24.12.2017 08:50 di Franco Avanzini articolo letto 309 volte

Salviamo solo il risultato e pochissimo d'altro. Il Genoa ha vinto la prima partita casalinga della stagione 2017/2018. C'è voluto il Benevento a soccombere al Ferraris dinanzi al Grifone. Ma che sofferenza!! Certo, nessuno pensava di vincere facile, magari segnando tre o quattro reti. Non è da questo Genoa.

La speranza però era di non soffrire sino al 90esimo. E invece un brutto Genoa, almeno per un tempo, fatti salvi gli ultimi cinque minuti, ha dovuto affidarsi ad una scellerata uscita di Belec che ha travolto Lapadula con il pallone che pareva già perso e pronto a spegnersi sul fondo sotto la Gradinata Nord.

La fase difensiva anche questa volta ha tenuto seppur con qualche patimento di troppo soprattutto quando i rossoblu si sono schiacciati tutti avanti lasciando praterie dietro. E per fortuna Diego Laxalt è un peperino veloce che in ripiegamento ha praticamente salvato un gol fatto. Chissà quali fantasmi sarebbero scesi sul Ferraris nel caso Chisbah non avesse sbagliato.

In avanti ancora una volta qualcosa non ha funzionato a dovere. Pandev ha colpito un palo più per demerito suo che per propria e vera sfortuna e Taarabt questa volta non ha inciso come aveva fatto nelle precedenti gare. Troppo lezioso, troppi dribbling tentati con la palla al piede e pochi suggerimenti importanti. Anche in mezzo al campo non tutto è funzionato a dovere. Nessun problema per quanto riguarda la volontà ma il pallone in questa zona del terreno ha viaggiato a velocità ridotta permettendo ai giocatori della "Strega" di ripiegare senza problemi.
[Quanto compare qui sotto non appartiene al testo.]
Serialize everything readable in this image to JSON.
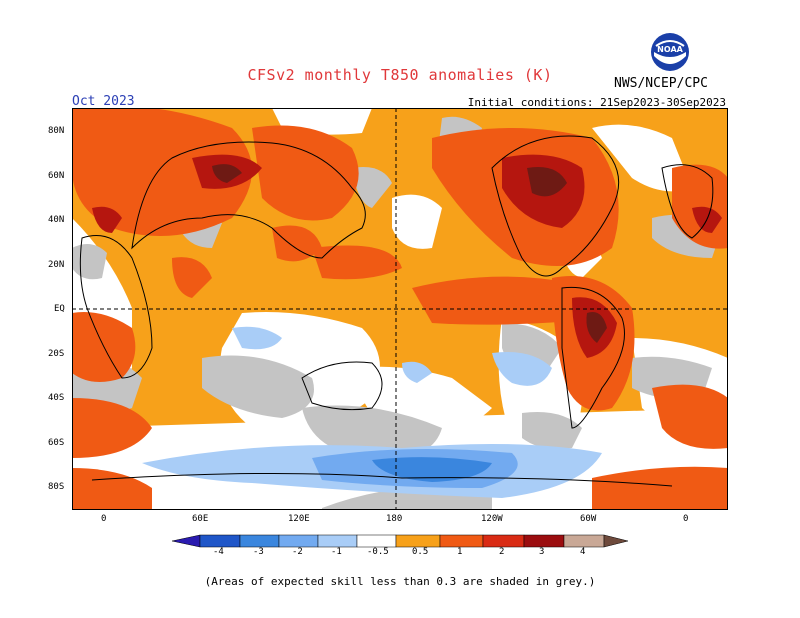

Il Santo Natale è salvo, adesso occorrerà far passare ai tifosi un fine Anno tranquillo. Ma la trasferta di Torino contro i granata non si prospetta come una delle più semplici. Eppure lontano da Genova il Grifone ha sinora fatto le cose migliori, sarà perché pensa più a difendersi e spezzare il gioco altrui che a offendere. I ragazzi di Ballardini vogliono ripetersi, dopo Cagliari, Crotone e Verona, anche in casa della squadra allenata da Mihajlovic e con attenzione possono davvero riuscirci.